Люди всегда есть — не так, чтоб одна большая очередь, как в Москве, но приходят, порой семьями и с детьми. Молодых людей немного, но меня это не смущает. Спокойно отношусь к равнодушным. Я противник того, чтобы силою втягивать людей в поле памяти — только обратного эффекта добьешься.
— Расскажите, как вы начали работать над «Ленинградским мартирологом»?
— Когда вышел Указ президиума Верховного Рекомендации СССР 1989 года о публикации имен и огласке мест погребения, в газете «Вечерний Ленинград» с января 1990 года сделались колонками публиковать имена репрессированных. Увидев это, я понял, что они должны лечь в основу будущей книги. С тех пор я занимаюсь этим уже 30 лет.

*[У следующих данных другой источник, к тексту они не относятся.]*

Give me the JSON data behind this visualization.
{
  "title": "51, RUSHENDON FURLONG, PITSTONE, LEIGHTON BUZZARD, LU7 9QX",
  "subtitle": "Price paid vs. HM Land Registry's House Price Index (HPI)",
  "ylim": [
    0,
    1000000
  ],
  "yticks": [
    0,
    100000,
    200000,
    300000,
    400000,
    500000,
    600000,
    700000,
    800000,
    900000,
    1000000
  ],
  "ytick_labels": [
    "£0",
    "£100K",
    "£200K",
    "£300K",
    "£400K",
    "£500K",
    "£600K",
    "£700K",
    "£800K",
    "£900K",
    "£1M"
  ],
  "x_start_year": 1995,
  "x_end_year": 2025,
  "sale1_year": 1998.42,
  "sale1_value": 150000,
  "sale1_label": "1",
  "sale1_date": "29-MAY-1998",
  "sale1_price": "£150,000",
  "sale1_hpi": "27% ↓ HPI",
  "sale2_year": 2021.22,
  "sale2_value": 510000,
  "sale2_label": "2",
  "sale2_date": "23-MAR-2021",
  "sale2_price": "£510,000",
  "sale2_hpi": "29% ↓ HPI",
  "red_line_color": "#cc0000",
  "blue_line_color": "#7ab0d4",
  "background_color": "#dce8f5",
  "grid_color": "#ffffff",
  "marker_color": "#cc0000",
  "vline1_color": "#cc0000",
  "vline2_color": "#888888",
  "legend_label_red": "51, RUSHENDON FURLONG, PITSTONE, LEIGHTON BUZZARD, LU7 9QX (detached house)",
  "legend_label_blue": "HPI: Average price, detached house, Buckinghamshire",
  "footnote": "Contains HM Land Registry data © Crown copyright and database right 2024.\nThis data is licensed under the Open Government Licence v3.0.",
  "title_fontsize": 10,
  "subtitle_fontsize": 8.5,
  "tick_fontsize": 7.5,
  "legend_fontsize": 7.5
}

Я трудился с архивно-следственными делами в управлении госбезопасности, изучал, дополнял справки, связывался с родными людей, собирал свидетельства и фотографии. Но я вечно говорю, что «Мартиролог» — это не моя книга, а книга памяти нас всех.
— Когда вышел первый том?
— В 1995 году. Сейчас уже тринадцать томов, в каких мы назвали 51 тысячу имен. Всего будет семнадцать книг. Но всех имен не назовешь — для этого есть электронная книжка памяти, сайт «Возвращенные имена. Книги памяти России». Мартиролог состоит из двух частей: первая — предельно скупой раздел скупых справок. А вот второй раздел — это воспоминания, биографии, комментарии — голоса свидетелей как есть.
– На ваш взгляд, сегодня кушать какие-то распри между потомками сотрудников НКВД и жертв?
— Думаю, такого нет. Кстати, в «Ленинградском мартирологе» я взял за правило именовать всех, кто бы в чем ни обвинялся. Только когда все имена известны, можно судить дальше. Мне помогают иногда как раз потомки тех, кто участвовал в репрессиях. Так, внук одного расстрелянного чекиста желал написать книгу про деда, долго выслушивал меня и сначала не верил, что дед по должности сам командовал расстрелами. Горько все воспринимал, страдал страшно. А потом стал помогать мне в исследованиях…
Что тут скажешь? Ничего. Такая судьба, такой человек. А социал-дарвинизмом сейчас заниматься, разжигать рознь — резона нет.
Ведь когда Анна Ахматова говорила, что Россия, которая сажала, посмотрит в глаза России, которая сидела, она не арифметику имела в облику.